Integrating Environmental, Social and Governance (Esg) Principles into Organisations
Volume 44, Issue 3 (2024), pp. 28–36
Pub. online: 25 October 2024
Type: Article
Open Access
Published
25 October 2024
25 October 2024
Abstract
The term ESG, which stands for Environmental, Social and Governance, has gained significant traction in the business world. A
company’s dedication to ESG reflects its awareness of both the positive and negative impacts it has on society and the environment,
influencing not only the business itself but the entire ecosystem around it. Organisations that embrace the ESG framework recognise
that adopting best governance practices leads to positive outcomes across all sectors. This approach helps minimise the environmental
impact and fosters a more equitable world, while maintaining sound administrative processes and sustaining profitability.

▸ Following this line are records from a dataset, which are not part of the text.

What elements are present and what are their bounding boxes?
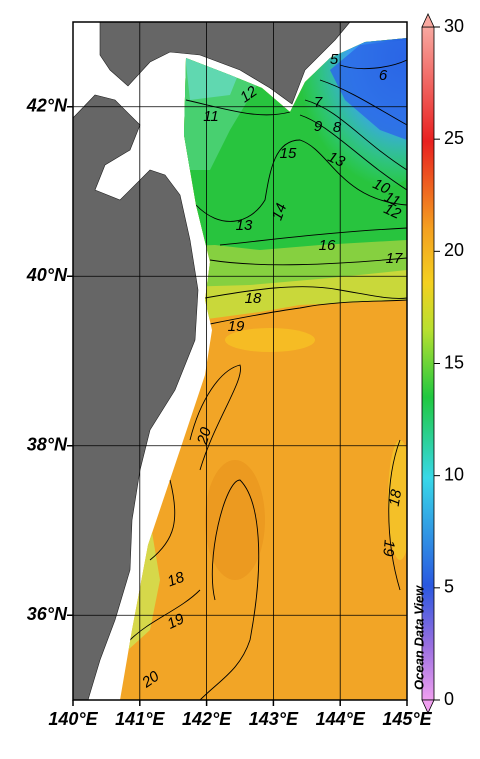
contour-label: 6 (379, 67, 388, 84)
contour-label: 8 (333, 119, 342, 136)
x-tick-label: 142°E (182, 709, 232, 729)
contour-label: 7 (314, 94, 323, 111)
contour-label: 18 (165, 568, 187, 590)
land (72, 94, 199, 701)
colorbar-tick-label: 25 (444, 128, 464, 148)
contour-label: 14 (269, 201, 291, 222)
contour-label: 13 (325, 148, 348, 171)
colorbar-tick-label: 0 (444, 689, 454, 709)
y-tick-label: 40°N (26, 265, 68, 285)
colorbar-tick-label: 30 (444, 16, 464, 36)
contour-label: 18 (386, 488, 406, 508)
contour-label: 5 (330, 51, 339, 68)
x-tick-label: 144°E (316, 709, 366, 729)
land (99, 21, 351, 105)
contour-label: 19 (228, 318, 245, 335)
contour-label: 20 (194, 425, 215, 447)
contour-label: 9 (314, 118, 323, 135)
colorbar-tick-label: 20 (444, 240, 464, 260)
colorbar-tick-label: 15 (444, 352, 464, 372)
contour-label: 11 (203, 108, 219, 125)
contour-label: 19 (379, 539, 397, 558)
y-tick-label: 38°N (27, 435, 68, 455)
x-tick-label: 143°E (249, 709, 299, 729)
temperature-field (72, 21, 407, 701)
contour-label: 13 (236, 217, 253, 234)
contour-label: 10 (370, 175, 393, 198)
colorbar-tick-label: 10 (444, 464, 464, 484)
contour-label: 11 (382, 189, 403, 211)
watermark: Ocean Data View (411, 585, 426, 690)
y-tick-label: 42°N (26, 96, 68, 116)
contour-label: 16 (319, 237, 336, 254)
x-tick-label: 140°E (48, 709, 98, 729)
contour-label: 12 (381, 200, 404, 223)
contour-label: 18 (245, 290, 262, 307)
y-tick-label: 36°N (27, 604, 68, 624)
colorbar-under (421, 699, 435, 714)
contour-label: 19 (165, 610, 188, 633)
colorbar-tick-label: 5 (444, 577, 454, 597)
colorbar-over (421, 13, 435, 28)
x-tick-label: 141°E (115, 709, 165, 729)
x-tick-label: 145°E (382, 709, 432, 729)
contour-label: 15 (280, 145, 297, 162)
contour-label: 17 (386, 250, 403, 267)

Incorporating
ESG factors into operations is essential for ensuring long-term sustainability, compliance and competitiveness. By focusing
on environmental stewardship, fostering positive social impacts and maintaining strong governance structures, organisations can
minimise their negative externalities, meet regulatory demands, and appeal to a growing number of ESG-conscious stakeholders.
The main aim of this article is to analyse the ESG principles, and present examples of integrating ESG in large and SMEs companies.
These organisations were chosen as examples of good practice: Maersk, Nestlé, Toyota, Baltic Marine Bunker and Klaipėdos Nafta.
The companies in this article were chosen to show a diverse range of industries and approaches to ESG implementation.